The Madras Players’ Making It A Habit is about a group of nuns who try to put up a show for the first time

The musical comedy, also produced by The Madras Players, revolves around a group of nuns who attempt to put up a show for the public.

Fathima Ashraf Published :  14th February 2020 06:00 AM   |   Published :   |  14th February 2020 06:00 AM

The cast of Making It A Habit

AS MUSICIAN AND theatre artiste Yohan Chacko takes to stage with his third directorial, Making It A Habit, his attempt will be to break a certain stereotype — that all nuns are serious and lead lives devoid of any fun or laughter.

“People think that nuns are very serious in nature, and that they don’t sing or dance or laugh. In truth, they are human beings just like everyone else, who has a lighter side to them,” begins Yohan, whose last directorial was The Madras PlayersMan From Earth.

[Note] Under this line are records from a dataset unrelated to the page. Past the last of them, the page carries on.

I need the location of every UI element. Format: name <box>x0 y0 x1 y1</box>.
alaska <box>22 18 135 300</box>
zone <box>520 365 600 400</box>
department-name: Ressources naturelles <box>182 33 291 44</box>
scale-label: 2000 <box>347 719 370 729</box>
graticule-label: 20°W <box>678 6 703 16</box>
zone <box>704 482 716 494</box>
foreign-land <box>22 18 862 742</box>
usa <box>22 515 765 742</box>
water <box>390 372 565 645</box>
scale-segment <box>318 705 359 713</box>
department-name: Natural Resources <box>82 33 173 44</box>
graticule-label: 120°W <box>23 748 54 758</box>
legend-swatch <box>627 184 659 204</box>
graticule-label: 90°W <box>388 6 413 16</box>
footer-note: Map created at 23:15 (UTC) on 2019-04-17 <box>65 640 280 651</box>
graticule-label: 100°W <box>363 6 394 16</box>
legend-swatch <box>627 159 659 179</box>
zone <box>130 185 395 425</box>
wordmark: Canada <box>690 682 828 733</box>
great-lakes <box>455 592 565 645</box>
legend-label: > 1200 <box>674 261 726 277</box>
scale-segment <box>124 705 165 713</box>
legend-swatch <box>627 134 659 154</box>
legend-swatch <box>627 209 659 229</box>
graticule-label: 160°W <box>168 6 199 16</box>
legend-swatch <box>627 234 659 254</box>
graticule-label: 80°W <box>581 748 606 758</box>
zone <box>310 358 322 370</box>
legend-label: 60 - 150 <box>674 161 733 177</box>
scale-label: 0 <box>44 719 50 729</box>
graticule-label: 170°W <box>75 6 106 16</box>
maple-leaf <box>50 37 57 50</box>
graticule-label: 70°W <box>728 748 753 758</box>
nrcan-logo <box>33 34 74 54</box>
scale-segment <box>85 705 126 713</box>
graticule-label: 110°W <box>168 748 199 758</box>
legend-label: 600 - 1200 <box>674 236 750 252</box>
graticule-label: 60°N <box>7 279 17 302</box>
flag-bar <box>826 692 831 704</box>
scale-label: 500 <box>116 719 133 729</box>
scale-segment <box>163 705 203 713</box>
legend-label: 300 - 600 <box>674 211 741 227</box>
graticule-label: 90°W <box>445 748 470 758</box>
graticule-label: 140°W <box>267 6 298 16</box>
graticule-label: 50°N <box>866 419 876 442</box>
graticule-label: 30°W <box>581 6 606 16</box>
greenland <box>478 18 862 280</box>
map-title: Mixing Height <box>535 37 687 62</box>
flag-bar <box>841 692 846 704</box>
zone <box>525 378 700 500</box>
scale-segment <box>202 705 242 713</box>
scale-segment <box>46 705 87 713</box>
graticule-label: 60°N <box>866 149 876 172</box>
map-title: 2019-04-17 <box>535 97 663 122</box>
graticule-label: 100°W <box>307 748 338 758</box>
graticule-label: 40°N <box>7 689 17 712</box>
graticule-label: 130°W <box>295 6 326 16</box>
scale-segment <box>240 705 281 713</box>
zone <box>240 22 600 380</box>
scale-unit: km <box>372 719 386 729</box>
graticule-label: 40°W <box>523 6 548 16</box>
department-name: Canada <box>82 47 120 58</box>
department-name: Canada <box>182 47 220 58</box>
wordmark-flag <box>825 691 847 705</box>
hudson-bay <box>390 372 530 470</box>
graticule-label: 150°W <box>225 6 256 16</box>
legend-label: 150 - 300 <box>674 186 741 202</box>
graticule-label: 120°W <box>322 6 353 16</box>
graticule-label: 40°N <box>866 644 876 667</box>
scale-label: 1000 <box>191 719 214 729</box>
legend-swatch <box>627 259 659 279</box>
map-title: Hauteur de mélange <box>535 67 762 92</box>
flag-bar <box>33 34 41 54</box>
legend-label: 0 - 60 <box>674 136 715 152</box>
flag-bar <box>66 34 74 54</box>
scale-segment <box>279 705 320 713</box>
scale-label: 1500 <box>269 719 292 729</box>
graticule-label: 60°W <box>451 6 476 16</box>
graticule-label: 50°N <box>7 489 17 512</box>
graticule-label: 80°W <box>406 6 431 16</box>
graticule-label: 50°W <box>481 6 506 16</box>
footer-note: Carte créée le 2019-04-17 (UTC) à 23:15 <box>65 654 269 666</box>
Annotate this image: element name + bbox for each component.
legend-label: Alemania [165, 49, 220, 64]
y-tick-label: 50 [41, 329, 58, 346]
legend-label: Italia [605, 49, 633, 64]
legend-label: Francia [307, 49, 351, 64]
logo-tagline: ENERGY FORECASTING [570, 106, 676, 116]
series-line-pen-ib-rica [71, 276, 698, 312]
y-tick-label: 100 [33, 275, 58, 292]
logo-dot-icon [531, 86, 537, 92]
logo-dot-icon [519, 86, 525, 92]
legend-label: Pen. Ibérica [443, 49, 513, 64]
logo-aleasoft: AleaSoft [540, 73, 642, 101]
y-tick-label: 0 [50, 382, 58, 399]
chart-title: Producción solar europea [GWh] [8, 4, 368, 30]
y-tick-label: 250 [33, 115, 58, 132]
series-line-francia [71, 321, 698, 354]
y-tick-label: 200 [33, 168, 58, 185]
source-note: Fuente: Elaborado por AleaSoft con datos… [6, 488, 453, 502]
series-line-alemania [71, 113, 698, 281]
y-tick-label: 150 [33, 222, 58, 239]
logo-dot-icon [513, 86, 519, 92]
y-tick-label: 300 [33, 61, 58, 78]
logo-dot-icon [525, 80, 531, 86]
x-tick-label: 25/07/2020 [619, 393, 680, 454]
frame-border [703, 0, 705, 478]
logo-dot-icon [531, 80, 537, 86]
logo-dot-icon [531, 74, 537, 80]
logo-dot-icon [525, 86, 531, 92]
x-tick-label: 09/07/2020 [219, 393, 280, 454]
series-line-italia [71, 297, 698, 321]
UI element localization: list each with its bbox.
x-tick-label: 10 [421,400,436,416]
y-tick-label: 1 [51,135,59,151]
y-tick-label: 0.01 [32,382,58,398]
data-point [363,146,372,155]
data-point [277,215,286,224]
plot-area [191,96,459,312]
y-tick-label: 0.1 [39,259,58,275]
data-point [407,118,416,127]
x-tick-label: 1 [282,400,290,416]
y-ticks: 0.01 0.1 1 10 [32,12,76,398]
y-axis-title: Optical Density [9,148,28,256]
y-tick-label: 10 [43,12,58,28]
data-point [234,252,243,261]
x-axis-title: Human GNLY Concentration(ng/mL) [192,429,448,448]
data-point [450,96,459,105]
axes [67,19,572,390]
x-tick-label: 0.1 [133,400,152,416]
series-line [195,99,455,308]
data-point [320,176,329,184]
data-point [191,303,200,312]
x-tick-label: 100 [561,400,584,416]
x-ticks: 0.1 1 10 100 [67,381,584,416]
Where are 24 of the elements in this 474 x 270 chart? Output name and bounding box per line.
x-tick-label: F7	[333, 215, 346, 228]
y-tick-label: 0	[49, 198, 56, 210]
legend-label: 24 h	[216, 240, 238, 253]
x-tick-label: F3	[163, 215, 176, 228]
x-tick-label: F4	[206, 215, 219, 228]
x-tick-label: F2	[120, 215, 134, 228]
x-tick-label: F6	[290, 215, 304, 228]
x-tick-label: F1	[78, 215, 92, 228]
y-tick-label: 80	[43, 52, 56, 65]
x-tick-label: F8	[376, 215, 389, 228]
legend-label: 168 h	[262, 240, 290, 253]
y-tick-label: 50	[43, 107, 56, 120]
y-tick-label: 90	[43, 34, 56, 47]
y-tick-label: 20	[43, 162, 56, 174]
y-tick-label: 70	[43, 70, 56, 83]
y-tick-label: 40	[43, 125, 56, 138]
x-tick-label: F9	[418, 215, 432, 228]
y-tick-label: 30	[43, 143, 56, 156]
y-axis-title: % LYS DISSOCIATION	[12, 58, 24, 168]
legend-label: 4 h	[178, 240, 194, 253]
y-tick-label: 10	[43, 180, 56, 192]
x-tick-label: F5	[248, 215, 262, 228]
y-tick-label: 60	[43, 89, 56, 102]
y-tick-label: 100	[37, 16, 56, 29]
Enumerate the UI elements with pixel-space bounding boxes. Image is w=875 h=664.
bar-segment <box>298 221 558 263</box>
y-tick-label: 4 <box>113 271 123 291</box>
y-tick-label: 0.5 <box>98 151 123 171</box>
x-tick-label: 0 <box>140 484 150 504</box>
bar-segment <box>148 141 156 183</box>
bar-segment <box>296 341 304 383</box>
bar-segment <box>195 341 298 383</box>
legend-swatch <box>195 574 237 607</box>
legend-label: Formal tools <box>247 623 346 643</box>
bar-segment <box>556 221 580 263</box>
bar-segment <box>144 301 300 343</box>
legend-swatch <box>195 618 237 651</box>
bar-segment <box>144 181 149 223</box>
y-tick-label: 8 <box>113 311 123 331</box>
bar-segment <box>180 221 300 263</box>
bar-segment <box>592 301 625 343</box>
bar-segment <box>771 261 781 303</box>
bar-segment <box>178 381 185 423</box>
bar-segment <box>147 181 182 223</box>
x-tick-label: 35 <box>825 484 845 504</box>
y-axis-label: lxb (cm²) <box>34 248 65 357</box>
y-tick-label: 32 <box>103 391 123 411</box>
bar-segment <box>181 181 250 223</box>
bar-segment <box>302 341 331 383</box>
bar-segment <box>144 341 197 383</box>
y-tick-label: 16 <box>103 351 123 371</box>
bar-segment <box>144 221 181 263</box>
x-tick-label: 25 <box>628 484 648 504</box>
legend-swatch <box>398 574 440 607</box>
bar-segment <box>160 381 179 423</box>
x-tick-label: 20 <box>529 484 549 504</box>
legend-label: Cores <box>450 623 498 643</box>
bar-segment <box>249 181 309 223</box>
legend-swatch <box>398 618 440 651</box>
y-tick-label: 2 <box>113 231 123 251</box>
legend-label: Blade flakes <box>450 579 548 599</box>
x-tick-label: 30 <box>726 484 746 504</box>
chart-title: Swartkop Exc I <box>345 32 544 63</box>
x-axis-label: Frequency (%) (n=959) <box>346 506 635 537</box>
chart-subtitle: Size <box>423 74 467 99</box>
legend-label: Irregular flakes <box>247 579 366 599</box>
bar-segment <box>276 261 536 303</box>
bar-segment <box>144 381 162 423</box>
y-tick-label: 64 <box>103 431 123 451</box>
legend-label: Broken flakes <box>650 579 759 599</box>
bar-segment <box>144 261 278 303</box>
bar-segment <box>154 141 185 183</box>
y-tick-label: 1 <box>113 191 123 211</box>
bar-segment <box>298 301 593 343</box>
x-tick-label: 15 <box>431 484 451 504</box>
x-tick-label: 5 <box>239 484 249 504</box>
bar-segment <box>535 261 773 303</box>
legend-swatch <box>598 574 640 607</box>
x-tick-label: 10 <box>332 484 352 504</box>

The musical comedy, also produced by The Madras Players, revolves around a group of nuns who attempt to put up a show for the public. “The play is loosely based on a story I had read long ago. I dug a lot to find the old script and worked on it to come up with this. It’s a play within the play and the nuns here are all amateur artistes who are trying to put something together for the first time. As any amateur production would go, things go wrong. That’s when the comedy begins. As the errors start piling one on top of the other, they try their best to salvage the situation,” shares Yohan, who is also a dentist by profession.

The 90-minute-long production that uses both tracks as well as live music, has over 15 songs written for it. Apart from the seven nuns (played by Deepa Nambiar, Amrita Frederick, Sumitha Menon, Sharanya Gopinath, Anu Bhaskararaman, Shruti Prabhakaran, Mrittika Chattopadhyay) and a brother (Kiran Thomas), musicians Jeremiah Christopher (piano) and Jonathan Titus (bass guitar) will be joined by Yohan (Cajon) to work the live music.

“Casting is really important in a musical, mainly because there is a lot of singing and dancing involved, and you need people who can pull that off. I got exactly who I wanted, which made it a lot easier. As with any musical, the tough part was to figure out how much orchestration you need. Like in every play, words are the most important part here and the music should only be used to augment it. So the hard part was to choose the right voices that can be heard over the music that is being played in the background,” he adds.

Talking further about the advantages of the use of minimal costume and set design, Yohan explains how it will help the audience focus. “There isn’t much you can do in terms of costumes here since all the characters are nuns. They will all be wearing the usual nun’s attire and will look like each other. It works in our favour here, because the audience won’t get distracted from the words, which is where all the humour lies. You can’t do a lot of physical comedy when you have nuns on stage. It’s all in the dialogues.”

Tickets from `300 onwards. 7.15 pm. February 14,15,16 at Museum Theatre.